Travaux accessoires, intentions du propriétaire et hypothèque : un casse-tête additionnel pour les entrepreneurs?

Le 5 mai 2014, la Cour d’appel du Québec confirmait un jugement de la Cour supérieure rejetant une requête en délaissement forcé et ordonnant la radiation de plusieurs inscriptions au registre foncier.1

L’appel visait essentiellement à déterminer si des travaux d’épandage et de nivellement de matériaux sur un immeuble vacant peuvent être considérés comme des travaux de construction donnant ouverture à l’hypothèque légale. 

Le propriétaire, en confiant ces travaux dont les coûts s’élèvent à plus de 900 000 $, souhaitait rendre son terrain industriel « plus constructible » et, partant, plus facilement « vendable ». Les travaux sont effectués du 28 mars 2008 au 19 janvier 2009. Le 24 novembre 2008, le projet de vendre l’immeuble à un tiers en vue d’y construire un centre de transformation a été remis suite à l’effondrement du marché en ce domaine. 

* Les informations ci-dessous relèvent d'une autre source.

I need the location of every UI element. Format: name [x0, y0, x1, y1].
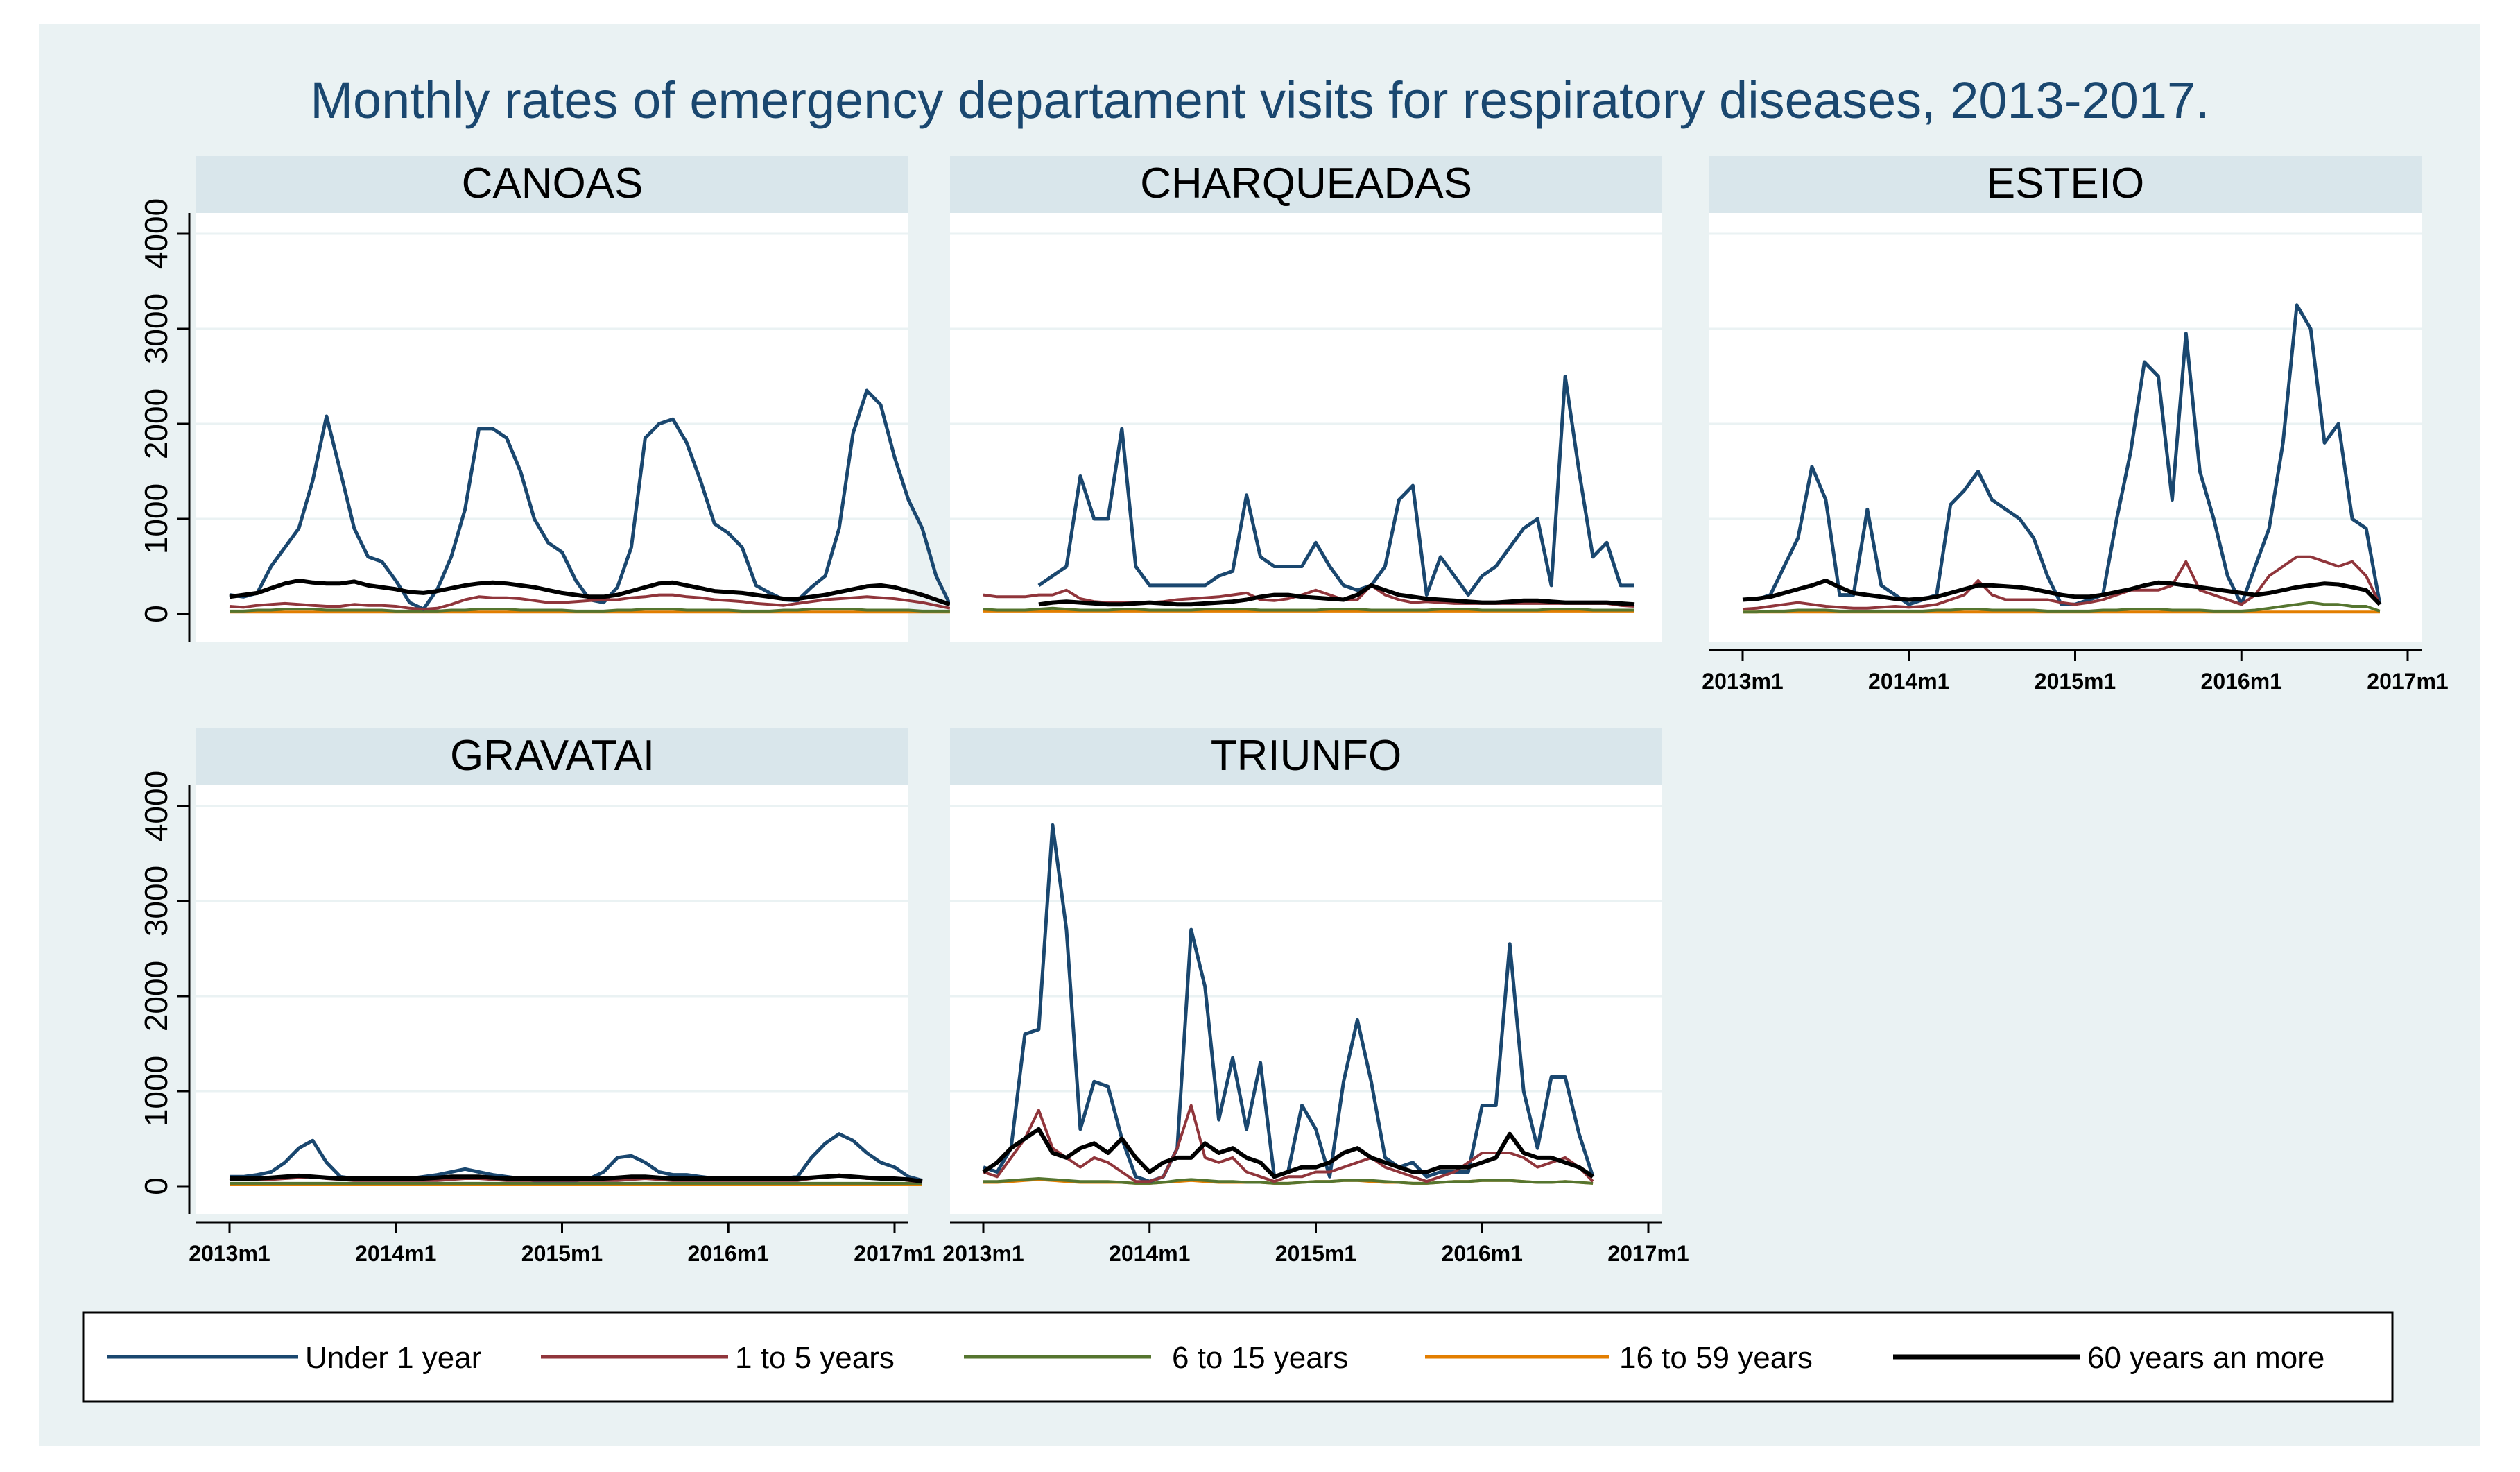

Le jugement de la Cour supérieure 

La juge conclut que le tribunal n’est pas lié par la clause du contrat prévoyant qu’« un lien immobilier pourra être pris… sur tout solde dû » et que ces travaux « ne sont pas de la nature de ceux donnant droit à l’hypothèque légale de construction » puisqu’ils « ne s’inscrivaient pas dans un projet de construction déterminé et planifié » mais plutôt dans l’aménagement d’un terrain vacant destiné à la revente, sans construction, dans un contexte de spéculation. 

Sans écarter le principe suivant lequel des travaux accessoires, préalables ou essentiels à la construction puissent faire l’objet d’une hypothèque légale, la première juge en conditionne l’existence à la réalisation d’une « construction ». 

L’arrêt de la Cour d’appel 

S’appuyant sur divers auteurs, la Cour confirme que ces travaux ne doivent pas être considérés comme des travaux de construction, car ils ne s’inscrivent pas dans le cadre de la construction d’un immeuble (ici au sens de « bâtiment »). Elle précise que, dès lors, la question de l’existence ou non d’une plus-value n’a pas d’objet. 

Discussion 

Comment concilier le fait qu’un entrepreneur, bénéficiaire du droit à l’hypothèque légale, effectuant des travaux assujettis sur un immeuble pour une valeur de plus de 900 000 $, à la demande du propriétaire reconnaissant, par ailleurs, son droit à l’hypothèque, puisse se trouver privé de sa garantie face à un créancier hypothécaire conventionnel qui, au moment de prendre l’immeuble en paiement, bénéficiera de la valeur ajoutée par les travaux?


1 9072-7892 Québec inc. (Proc-co Beauce) c. Raymond Leblanc inc., 2014 QCCA 909.